By Carla M. Collad
STAFF WRITER
10-04-2007
Starting today (Thursday), a group of local Cambodian teens will embark on a yearlong journey to explore their parents’ experiences as refugees of war and their own places in society.
They will document it all in the film “My Reality and My Vision: Stories from Long Beach.”
Long Beach’s Khmer Girls in Action (KGA) will join seven other organizations statewide today at San Francisco State University to kick off the “How I See It: Youth Digital Filmmakers” project. The project is sponsored by the California Council for the Humanities, which gave KGA a $30,000 grant to put together its film.
Teenagers participating in the project — ranging in age from 14 to 18 — will work with experienced filmmakers, community mentors and humanities scholars to focus on the theme of “connections” and “disconnections” in their lives and communities. Topics among the groups will include inner-city violence, homelessness, immigration, the endangered culture of Native people, struggles of farm workers and being LGBT (Lesbian, Gay, Bisexual, Transgender).
The girls of KGA will use their film to examine their families’ refugee experiences and how they see their own place in Long Beach, now and in the future. The film also will highlight efforts to designate the city’s Anaheim Corridor as an official “Cambodian Town.”
During the launch event today and tomorrow, the young filmmakers will meet for the first time and attend workshops on storytelling and digital filmmaking techniques. Throughout the next year, the groups will stay connected via a program-wide online blog.
“Throughout the California Stories: How I See It campaign, we want to give young people the chance to share — in their own words — what their lives are like, what they care about, and what it’s like to grow up in today’s California,” Council Executive Director Jim Quay said.
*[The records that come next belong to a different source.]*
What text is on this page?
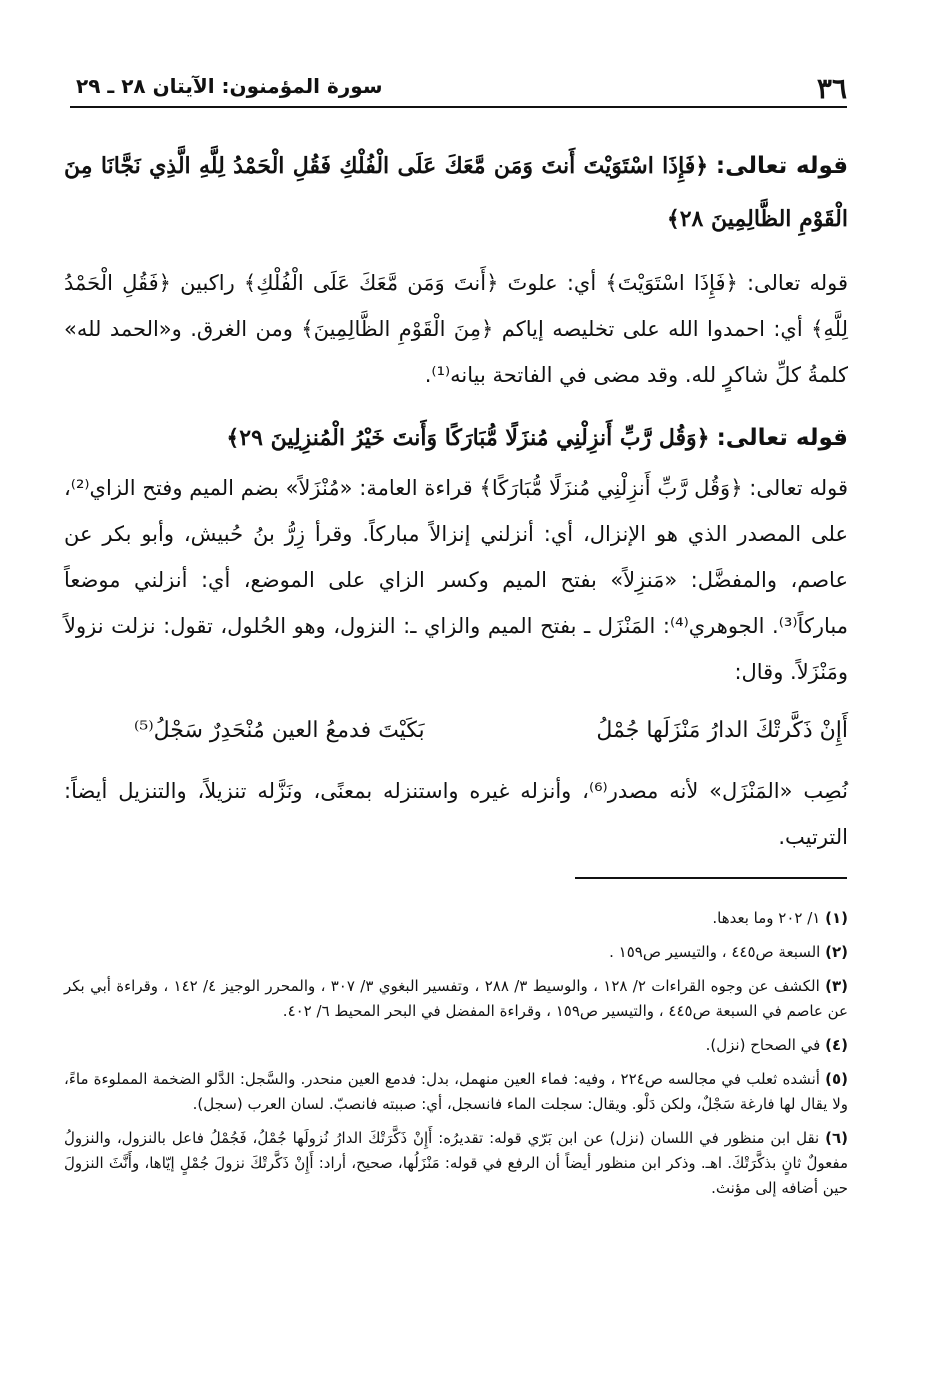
٣٦
سورة المؤمنون: الآيتان ٢٨ ـ ٢٩

قوله تعالى: ﴿فَإِذَا اسْتَوَيْتَ أَنتَ وَمَن مَّعَكَ عَلَى الْفُلْكِ فَقُلِ الْحَمْدُ لِلَّهِ الَّذِي نَجَّانَا مِنَ الْقَوْمِ الظَّالِمِينَ ٢٨﴾

قوله تعالى: ﴿فَإِذَا اسْتَوَيْتَ﴾ أي: علوتَ ﴿أَنتَ وَمَن مَّعَكَ عَلَى الْفُلْكِ﴾ راكبين ﴿فَقُلِ الْحَمْدُ لِلَّهِ﴾ أي: احمدوا الله على تخليصه إياكم ﴿مِنَ الْقَوْمِ الظَّالِمِينَ﴾ ومن الغرق. و«الحمد لله» كلمةُ كلِّ شاكرٍ لله. وقد مضى في الفاتحة بيانه⁽¹⁾.

قوله تعالى: ﴿وَقُل رَّبِّ أَنزِلْنِي مُنزَلًا مُّبَارَكًا وَأَنتَ خَيْرُ الْمُنزِلِينَ ٢٩﴾

قوله تعالى: ﴿وَقُل رَّبِّ أَنزِلْنِي مُنزَلًا مُّبَارَكًا﴾ قراءة العامة: «مُنْزَلاً» بضم الميم وفتح الزاي⁽²⁾، على المصدر الذي هو الإنزال، أي: أنزلني إنزالاً مباركاً. وقرأ زِرُّ بنُ حُبيش، وأبو بكر عن عاصم، والمفضَّل: «مَنزِلاً» بفتح الميم وكسر الزاي على الموضع، أي: أنزلني موضعاً مباركاً⁽³⁾. الجوهري⁽⁴⁾: المَنْزَل ـ بفتح الميم والزاي ـ: النزول، وهو الحُلول، تقول: نزلت نزولاً ومَنْزَلاً. وقال:

أَإِنْ ذَكَّرتْكَ الدارُ مَنْزَلَها جُمْلُ
بَكَيْتَ فدمعُ العين مُنْحَدِرٌ سَجْلُ⁽⁵⁾
نُصِب «المَنْزَل» لأنه مصدر⁽⁶⁾، وأنزله غيره واستنزله بمعنًى، ونَزَّله تنزيلاً، والتنزيل أيضاً: الترتيب.

(١) ١/ ٢٠٢ وما بعدها.

(٢) السبعة ص٤٤٥ ، والتيسير ص١٥٩ .

(٣) الكشف عن وجوه القراءات ٢/ ١٢٨ ، والوسيط ٣/ ٢٨٨ ، وتفسير البغوي ٣/ ٣٠٧ ، والمحرر الوجيز ٤/ ١٤٢ ، وقراءة أبي بكر عن عاصم في السبعة ص٤٤٥ ، والتيسير ص١٥٩ ، وقراءة المفضل في البحر المحيط ٦/ ٤٠٢.

(٤) في الصحاح (نزل).

(٥) أنشده ثعلب في مجالسه ص٢٢٤ ، وفيه: فماء العين منهمل، بدل: فدمع العين منحدر. والسَّجل: الدَّلو الضخمة المملوءة ماءً، ولا يقال لها فارغة سَجْلٌ، ولكن دَلْو. ويقال: سجلت الماء فانسجل، أي: صببته فانصبّ. لسان العرب (سجل).

(٦) نقل ابن منظور في اللسان (نزل) عن ابن بَرّي قوله: تقديرُه: أَإِنْ ذَكَّرَتْكَ الدارُ نُزولَها جُمْلُ، فَجُمْلُ فاعل بالنزول، والنزولُ مفعولٌ ثانٍ بذكَّرَتْكَ. اهـ. وذكر ابن منظور أيضاً أن الرفع في قوله: مَنْزَلُها، صحيح، أراد: أَإِنْ ذَكَّرتْكَ نزولَ جُمْلٍ إيّاها، وأَنَّثَ النزولَ حين أضافه إلى مؤنث.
The How I See It project ends in summer 2008. The films will then will be screened locally in fall 2008 in the youths’ communities, broadcast on cable TV and will be available for viewing on the council’s Web site (www.calhum.org).
“It’s important for them to have a voice in their communities and for our state’s leaders to hear and consider young peoples’ voices when making the decisions that affect their future,” Quay said.
The Youth Digital Filmmakers program is being done in partnership with the Digital Storytelling Institute of the Community Technology Foundation of California.
The seven other participating groups come from San Francisco, Oakland, Concord, Los Angeles, Fresno, Lodi and Siskiyou County.